Since 2020, Dr. Flores has served as an Assistant Professor with joint appointments in Electrical and Computer Engineering (ECE) and Biomedical Engineering (BME) at UTSA. His prior roles include NIH Postdoctoral Fellow at NCBI and Research Associate at the Greehey Children’s Cancer Research Institute, showcasing his extensive experience in computational biology and bioinformatics.
Dr. Flores’s research focuses on developing AI tools for disease gene dependence prediction, utilizing spatially resolved transcriptomics, single-cell RNA sequencing, and Electronic Health Records (EHRs) to analyze tumor microenvironments. His work aims to bridge gaps in understanding disease mechanisms and improve patient outcomes through precision medicine.
Dr. Flores has received numerous awards for his research, including funding from the NIH for projects on neural circuits inhibiting pain, and recognition from the AIM-AHEAD Fellowship program, supporting his efforts to address health disparities in minority populations.

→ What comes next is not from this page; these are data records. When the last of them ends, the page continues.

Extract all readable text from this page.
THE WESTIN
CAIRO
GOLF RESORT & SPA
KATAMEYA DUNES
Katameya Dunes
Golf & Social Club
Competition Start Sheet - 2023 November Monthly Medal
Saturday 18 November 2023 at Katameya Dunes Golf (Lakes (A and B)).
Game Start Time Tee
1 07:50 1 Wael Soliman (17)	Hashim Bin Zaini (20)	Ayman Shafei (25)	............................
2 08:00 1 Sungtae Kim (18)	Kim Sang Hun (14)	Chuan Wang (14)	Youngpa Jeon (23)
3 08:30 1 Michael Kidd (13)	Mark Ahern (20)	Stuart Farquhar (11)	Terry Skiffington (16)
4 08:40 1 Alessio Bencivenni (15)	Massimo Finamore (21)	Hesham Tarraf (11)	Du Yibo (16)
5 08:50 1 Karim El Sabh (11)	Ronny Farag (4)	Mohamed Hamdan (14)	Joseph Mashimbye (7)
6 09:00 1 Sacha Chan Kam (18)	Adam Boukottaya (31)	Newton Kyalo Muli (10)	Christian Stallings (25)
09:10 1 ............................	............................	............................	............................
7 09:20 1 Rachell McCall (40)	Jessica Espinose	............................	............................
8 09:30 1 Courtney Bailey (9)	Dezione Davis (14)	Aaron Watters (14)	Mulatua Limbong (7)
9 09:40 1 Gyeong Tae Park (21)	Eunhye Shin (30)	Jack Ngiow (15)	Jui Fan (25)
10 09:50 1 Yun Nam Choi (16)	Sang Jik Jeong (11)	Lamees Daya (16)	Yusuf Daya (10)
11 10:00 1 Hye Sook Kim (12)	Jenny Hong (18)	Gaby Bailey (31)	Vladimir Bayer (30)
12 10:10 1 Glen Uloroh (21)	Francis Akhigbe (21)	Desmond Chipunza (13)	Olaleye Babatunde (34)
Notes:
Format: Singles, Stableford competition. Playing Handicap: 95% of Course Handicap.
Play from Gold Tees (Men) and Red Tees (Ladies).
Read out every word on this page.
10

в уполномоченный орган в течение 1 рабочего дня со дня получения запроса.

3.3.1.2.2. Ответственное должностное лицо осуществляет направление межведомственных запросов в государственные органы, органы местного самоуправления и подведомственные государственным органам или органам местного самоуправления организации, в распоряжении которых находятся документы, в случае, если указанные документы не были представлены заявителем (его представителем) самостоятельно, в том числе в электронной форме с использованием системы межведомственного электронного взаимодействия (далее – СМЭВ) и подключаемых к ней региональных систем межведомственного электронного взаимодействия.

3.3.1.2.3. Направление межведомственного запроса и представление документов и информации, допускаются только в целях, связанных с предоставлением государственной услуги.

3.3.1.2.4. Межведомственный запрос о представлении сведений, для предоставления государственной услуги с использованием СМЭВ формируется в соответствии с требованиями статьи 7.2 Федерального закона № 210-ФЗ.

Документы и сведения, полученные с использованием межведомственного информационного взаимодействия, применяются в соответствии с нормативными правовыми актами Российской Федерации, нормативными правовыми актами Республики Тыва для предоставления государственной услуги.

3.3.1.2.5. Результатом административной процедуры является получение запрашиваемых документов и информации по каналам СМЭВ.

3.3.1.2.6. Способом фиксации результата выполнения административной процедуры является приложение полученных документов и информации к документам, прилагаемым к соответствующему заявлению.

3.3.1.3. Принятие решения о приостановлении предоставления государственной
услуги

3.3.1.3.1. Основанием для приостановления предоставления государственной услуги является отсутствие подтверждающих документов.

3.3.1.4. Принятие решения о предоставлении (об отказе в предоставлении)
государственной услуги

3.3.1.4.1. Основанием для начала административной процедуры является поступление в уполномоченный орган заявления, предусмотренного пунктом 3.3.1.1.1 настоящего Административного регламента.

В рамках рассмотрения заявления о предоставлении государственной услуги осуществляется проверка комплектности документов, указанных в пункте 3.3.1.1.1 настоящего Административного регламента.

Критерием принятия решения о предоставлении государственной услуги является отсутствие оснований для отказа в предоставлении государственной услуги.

Dr. Flores has authored several impactful publications, including:
New tools for spatial biology transcriptomics & proteomics in immuno-oncology, Immuno-Oncology Insights, 2023.
Deep learning tackles single-cell analysis—a survey of deep learning for scRNA-seq analysis, Brief in Bioinformatics, 2022.
Transformer for Gene Expression Modeling (T-GEM): An Interpretable Deep Learning Model for Gene Expression-Based Phenotype Predictions, Cancers, 2022.